Summer 2006


judge

Native American Legal Briefs:

--Indian Country--


On January 3, 2006, the Connecticut Supreme Court issued its decision in the case of Jo-ann Dark-Eyes v. Commissioner of Revenue Services, finding that Jo-ann Dark Eyes, a member of the Mashantucket Pequot Tribe, owed back income taxes to the state. Tribal members pay federal taxes, but those who earn their income on a reservation and live there do not need to pay state taxes. In this case, the Tribal member earned money from the Tribal Council on the Reservation and lived on land owned by the Tribe. The decision focused on whether that land qualified as "Indian Country" so as to exempt the Tribal member from the requirement to pay state taxes.

In 1983, the US congress passed a Settlement Act giving federal recognition to the Mashantucket Pequots in settlement of its land claims and set up "settlement funds" to buy lands that were designated as "settlement lands." Settlement land bought with settlement funds automatically became part of the Reservation. The Tribe bought the land in question in 1993. The land was within the private settlement lands but was not bought with settlement funds. In 1998, at the request of the Tribe, the land was taken into trust for the Tribe by the US government and became part of the reservation. Jo-ann Dark Eyes lived on the land from 1993 until 1998. The Connecticut Revenue Service ruled that the land did not qualify as Indian Country until 1998, when it was formally taken in trust. The Connecticut Supreme Court upheld that finding in this decision.

The Court first noted that statutes involving Indians must be construed liberally in favor of the Indians. The Court then looked at the Settlement Act and the federal Indian Civil Rights Act to make sure that the definitions of Indian Country did not conflict. The Court found that they did not. It then went on to look at the definition of Indian Country contained in the Civil Rights Act. The Court noted that:

    "Congress has defined Indian country broadly to include formal and informal reservations, dependent Indian communities, and Indian allotments, whether restricted or held in trust by the United States."

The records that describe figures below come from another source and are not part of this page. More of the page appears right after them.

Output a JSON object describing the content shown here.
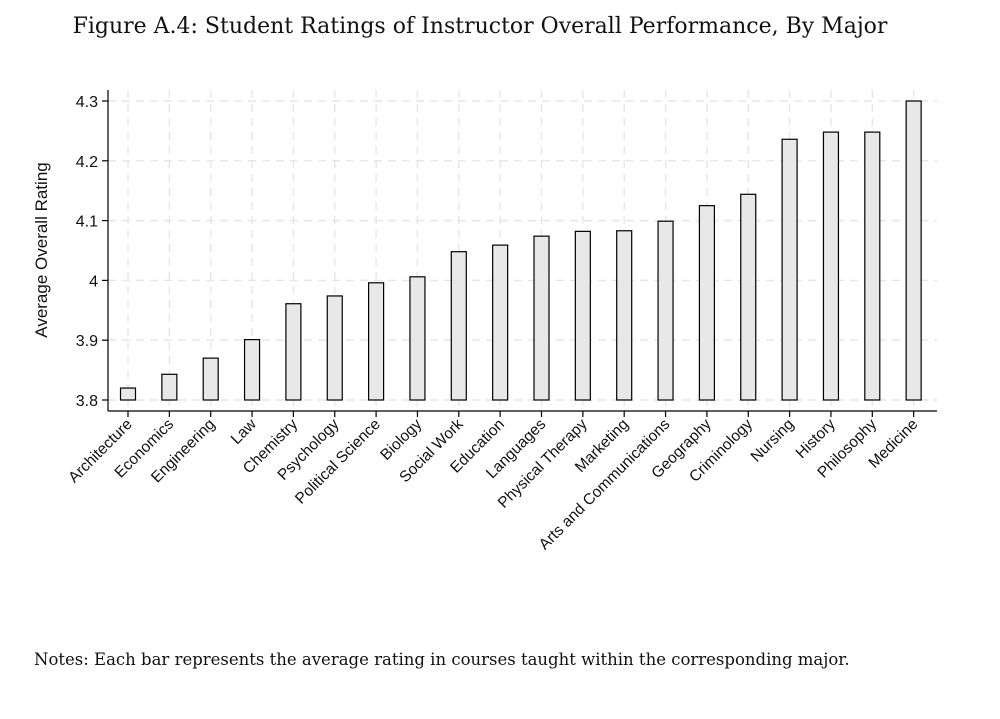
{
  "chart_data": {
    "type": "bar",
    "title": "Figure A.4: Student Ratings of Instructor Overall Performance, By Major",
    "xlabel": "",
    "ylabel": "Average Overall Rating",
    "ylim": [
      3.8,
      4.3
    ],
    "yticks": [
      3.8,
      3.9,
      4,
      4.1,
      4.2,
      4.3
    ],
    "ytick_labels": [
      "3.8",
      "3.9",
      "4",
      "4.1",
      "4.2",
      "4.3"
    ],
    "grid": true,
    "categories": [
      "Architecture",
      "Economics",
      "Engineering",
      "Law",
      "Chemistry",
      "Psychology",
      "Political Science",
      "Biology",
      "Social Work",
      "Education",
      "Languages",
      "Physical Therapy",
      "Marketing",
      "Arts and Communications",
      "Geography",
      "Criminology",
      "Nursing",
      "History",
      "Philosophy",
      "Medicine"
    ],
    "values": [
      3.82,
      3.843,
      3.87,
      3.901,
      3.961,
      3.974,
      3.996,
      4.006,
      4.048,
      4.059,
      4.074,
      4.082,
      4.083,
      4.099,
      4.125,
      4.144,
      4.236,
      4.248,
      4.248,
      4.3
    ],
    "bar_fill": "#e8e8e8",
    "bar_stroke": "#000000",
    "grid_color": "#e6e6e6"
  },
  "notes": "Notes: Each bar represents the average rating in courses taught within the corresponding major."
}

The Court stated that the land in question did not qualify as a "formal reservation" until it was taken into trust by the US government. The Court then looked at whether the land qualified as a "dependent Indian community:"

    "...Congress indicated that a federal set-aside and a federal superintendence requirement must be satisfied for a finding of a 'dependent Indian community' . . . . The federal set-aside requirement ensures that the land in question is occupied by an 'Indian community'; the federal superintendence requirement guarantees that the Indian community is sufficiently 'dependent' on the Federal Government that the Federal Government and the Indians involved, rather than the States, are to exercise primary jurisdiction over the land in question.''

The Court concluded that there had been no "set aside", finding that the terms of the Settlement Act showed, at most,

    an intent ... to allow [the Tribe] to acquire those lands within the designated area that the private landholders had agreed to sell to the tribe during settlement negotiations without necessarily incurring a commitment to exercise jurisdiction over all activities on that land by the tribe, to the presumptive exclusion of state laws.

The Court also looked at whether the Indian Gaming Regulatory Act prohibited the state from taxing the Tribal member in this case. The Court found that "the gaming act does not expressly preempt state taxation of income received by tribal members from reservation gaming activity." Therefore, the state was not prevented from taxing the Tribal member.